Ecclesiastes describes this poignantly: ‘Vanity of vanities, saith the Preacher, vanity of vanities; all is vanity.’ The implication is everything is futile and short-lived as the world continues to turn, and the sun rises and sets as before. Thus, men cannot alter things in any meaningful way. In the same manner, this extends not only to things done in vain but the vanity of appearance itself. Proverbs 31:30 asserts ‘…beauty is fleeting; but the woman who fears the Lord is to be praised.’ I’d never thought I could relate to the Evil Queen up until the last few months when all I did, and all I sought was beauty in every aspect except my heart. Those years of dieting never proved useful until I had finally gotten down to a weight deemed desirable. I hadn’t realized I was losing weight until my mother came to visit in September and started worrying about me. It hadn’t presented itself alarming that I had stopped eating regularly because I was severely throwing myself into an emotional rollercoaster in a relationship doomed from the start. As one who struggled with addiction in the past, the confidence that initially stemmed from the weight loss quickly turned into obsession. I started caring more about what I wore, paying more attention to how much I ate, and how much I worked out. The taste of obsession from my adolescence kept my mind unknowingly occupied specifically over the past months and traces back to the thought that went, ‘If you became prettier and took nicer pictures to post online, he’ll regret everything and go back to you.’  

The fear of losing control, made me lose control. I lost control of my judgment, my priority of developing an intimate relationship with God, and my desire to focus on heavenly matters (not checking the weather to see if it would be a good day to take pictures for my ex to see.)  The constant chasing and the feeling of inadequacy in this culture of comparison becomes intoxicating to the point that you’re exhausted. So, I cried. I cried after my mother and I had a squabble because the pictures she took of me at the park in an outfit I meticulously planned, in a hair I washed and styled, and in new makeup I applied turned out horrible. We had a heavy meal at a sushi restaurant and walked to St James to digest our food. It seemed the perfect opportunity to take pictures, so my mom helped.
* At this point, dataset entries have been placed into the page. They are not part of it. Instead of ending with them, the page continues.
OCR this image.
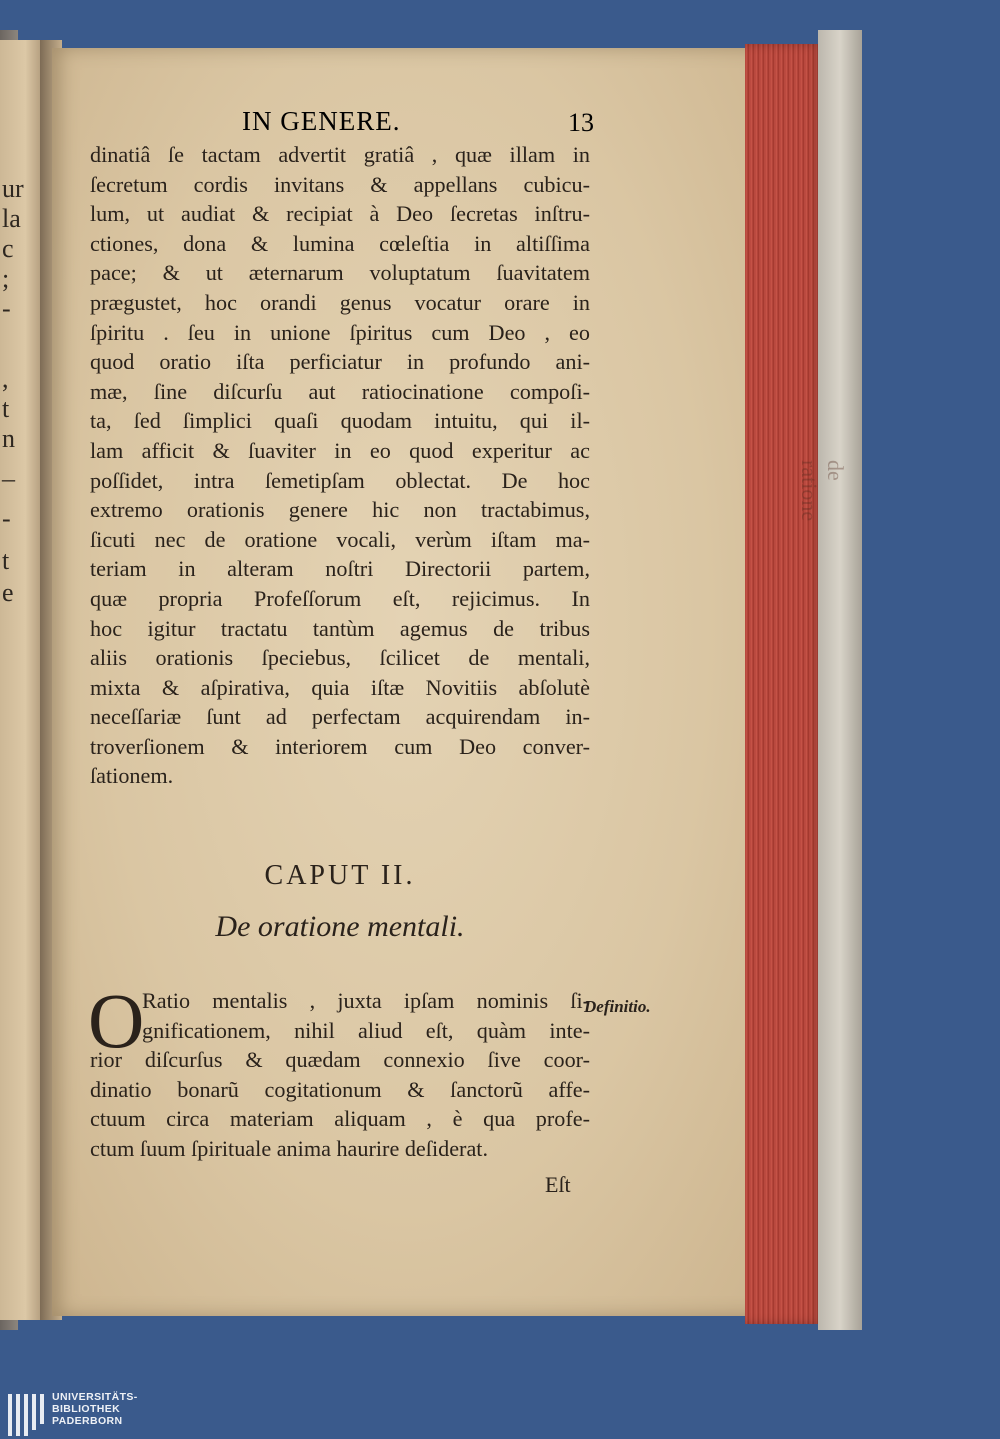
ur
la
c
;
-
,
t
n
–
-
t
e
de ratione
IN GENERE.	13
dinatiâ ſe tactam advertit gratiâ , quæ illam in
ſecretum cordis invitans & appellans cubicu-
lum, ut audiat & recipiat à Deo ſecretas inſtru-
ctiones, dona & lumina cœleſtia in altiſſima
pace; & ut æternarum voluptatum ſuavitatem
prægustet, hoc orandi genus vocatur orare in
ſpiritu . ſeu in unione ſpiritus cum Deo , eo
quod oratio iſta perficiatur in profundo ani-
mæ, ſine diſcurſu aut ratiocinatione compoſi-
ta, ſed ſimplici quaſi quodam intuitu, qui il-
lam afficit & ſuaviter in eo quod experitur ac
poſſidet, intra ſemetipſam oblectat. De hoc
extremo orationis genere hic non tractabimus,
ſicuti nec de oratione vocali, verùm iſtam ma-
teriam in alteram noſtri Directorii partem,
quæ propria Profeſſorum eſt, rejicimus. In
hoc igitur tractatu tantùm agemus de tribus
aliis orationis ſpeciebus, ſcilicet de mentali,
mixta & aſpirativa, quia iſtæ Novitiis abſolutè
neceſſariæ ſunt ad perfectam acquirendam in-
troverſionem & interiorem cum Deo conver-
ſationem.
CAPUT II.
De oratione mentali.
O
Ratio mentalis , juxta ipſam nominis ſi-
gnificationem, nihil aliud eſt, quàm inte-
rior diſcurſus & quædam connexio ſive coor-
dinatio bonarũ cogitationum & ſanctorũ affe-
ctuum circa materiam aliquam , è qua profe-
ctum ſuum ſpirituale anima haurire deſiderat.
Definitio.
Eſt
UNIVERSITÄTS-
BIBLIOTHEK
PADERBORN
I increasingly got annoyed as the more pictures she took, the worse they looked. My gut was sticking out, my hair wasn’t right, and the lighting was bad. In the end, I gave up. On the way home, my mother said ‘perfectionism is an evil spirit. Your sister used to be that way. I can’t imagine you with a partner who can tolerate this kind of behaviour.’ I kept quiet. When we got home, I expected nothing but a further lecture. Surprisingly, she apologized. She looked at me in a way that went, ‘I know.’ Owing to our complicated relationship, she knew those pictures did not provoke a mere temporary feeling of sadness, but a deep-rooted plethora of hatred towards oneself. Especially in this season of waiting and uncertainty, if one has at least one thing good going for them in a day, it’s sufficient to keep them from flinging themselves off a building. Yes, this also means stooping shallower than the Kardashians that if I got some good pictures of myself that day, I felt okay. This brings us to the point of this rant, ‘Who are we doing these for – the world, or God?’ Or even if it is for God, is it really what He wants and cares about? Isn’t such a question rendered meaningless as King Solomon states in Ecclesiastes?